Projektion in Originalgröße des Kopfes des Künstlers/
Die Projektion zeigt mein Gesicht in Frontalansicht. Eine Hand reibt knapp sieben Minuten darüber. Das Reiben der Gesichtshaut ist eine alltägliche Handlung, die gewöhnlich dann ausgeführt wird, wenn man Gefahr läuft, durch Müdigkeit oder andere Einflüsse, wie z.B. Alkohol oder Drogenkonsum, abzuschweifen oder gar die Kontrolle über Körper und Geist zu verlieren.
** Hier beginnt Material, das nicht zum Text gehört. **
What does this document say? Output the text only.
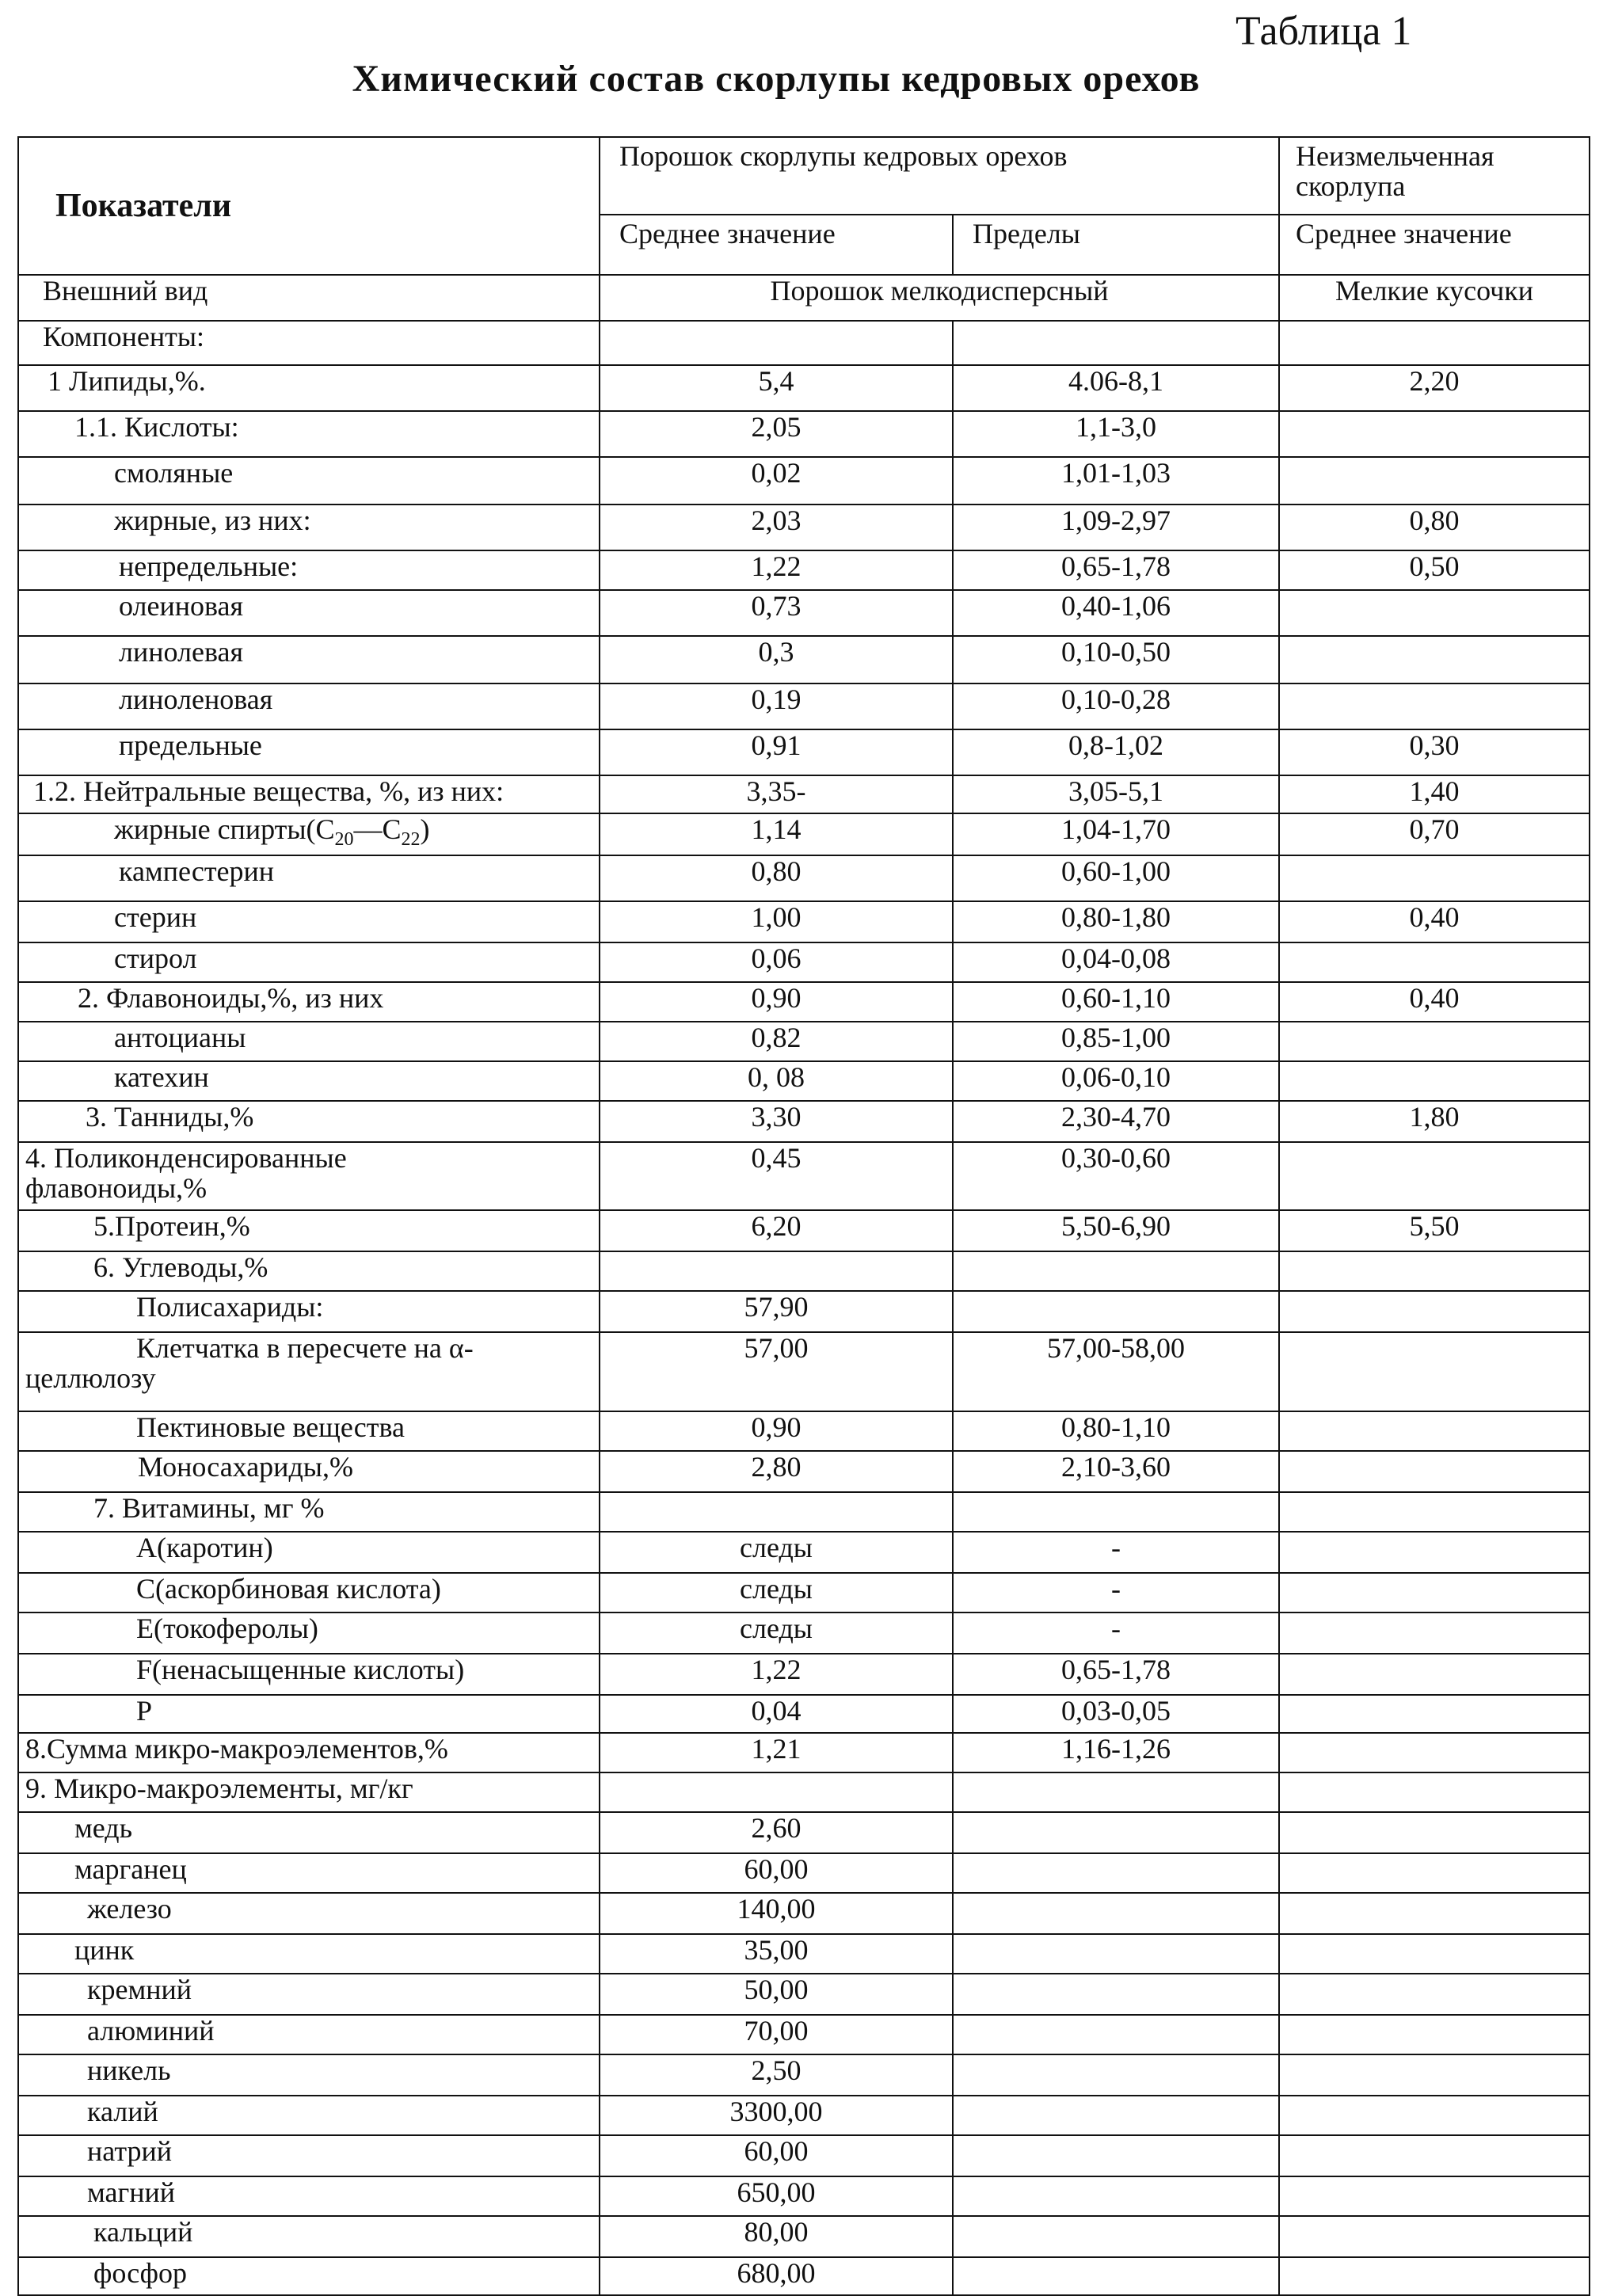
Таблица 1
Химический состав скорлупы кедровых орехов
Показатели	Порошок скорлупы кедровых орехов		Неизмельченная скорлупа
	Среднее значение	Пределы	Среднее значение
Внешний вид	Порошок мелкодисперсный		Мелкие кусочки
Компоненты:			
1 Липиды,%.	5,4	4.06-8,1	2,20
1.1. Кислоты:	2,05	1,1-3,0	
смоляные	0,02	1,01-1,03	
жирные, из них:	2,03	1,09-2,97	0,80
непредельные:	1,22	0,65-1,78	0,50
олеиновая	0,73	0,40-1,06	
линолевая	0,3	0,10-0,50	
линоленовая	0,19	0,10-0,28	
предельные	0,91	0,8-1,02	0,30
1.2. Нейтральные вещества, %, из них:	3,35-	3,05-5,1	1,40
жирные $спирты(C_{20}—C_{22})$	1,14	1,04-1,70	0,70
кампестерин	0,80	0,60-1,00	
стерин	1,00	0,80-1,80	0,40
стирол	0,06	0,04-0,08	
2. Флавоноиды,%, из них	0,90	0,60-1,10	0,40
антоцианы	0,82	0,85-1,00	
катехин	0, 08	0,06-0,10	
3. Танниды,%	3,30	2,30-4,70	1,80

4. Поликонденсированные
флавоноиды,%	0,45	0,30-0,60	
5.Протеин,%	6,20	5,50-6,90	5,50
6. Углеводы,%			
Полисахариды:	57,90		

Клетчатка в пересчете на α-
целлюлозу	57,00	57,00-58,00	
Пектиновые вещества	0,90	0,80-1,10	
Моносахариды,%	2,80	2,10-3,60	
7. Витамины, мг %			
А(каротин)	следы	-	
С(аскорбиновая кислота)	следы	-	
Е(токоферолы)	следы	-	
F(ненасыщенные кислоты)	1,22	0,65-1,78	
Р	0,04	0,03-0,05	
8.Сумма микро-макроэлементов,%	1,21	1,16-1,26	
9. Микро-макроэлементы, мг/кг			
медь	2,60		
марганец	60,00		
железо	140,00		
цинк	35,00		
кремний	50,00		
алюминий	70,00		
никель	2,50		
калий	3300,00		
натрий	60,00		
магний	650,00		
кальций	80,00		
фосфор	680,00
Diese Handlung stellt somit einen Akt der Selbstwahrnehmung dar. Gleichzeitig steht sie am Übergang von Kontrolle und Kontrollverlust. Der Bildaufbau lehnt sich an die altmeisterliche Porträtmalerei
an, das röter werdende Gesicht und die blasser werdenden Hände bilden malerische Akzente. Das Verbergen des eigenen Gesichts hinter den Händen ist ein einfacher Akt des Rückzugs, eine bewusste Vertiefung in sich selbst, eine Kontaktaufnahme mit dem eigenen Körper. Der Betrachter des Videos wird somit zum Voyeur eines Menschen, der Privatheit sucht. Gleichzeitig regt das Beobachten des Gesichtsreibens, ähnlich wie beim Gähnen, den Impuls zur Nachahmung an. Der Betrachter wird auf sich selbst zurückgeworfen und muss seinen Körper bewusst kontrollieren. Um die Intimität, der auf dem Video gezeigten Handlung, sicherzustellen und dem Betrachter zu vermitteln, benötigt die Installation eine ruhige Raumsituation.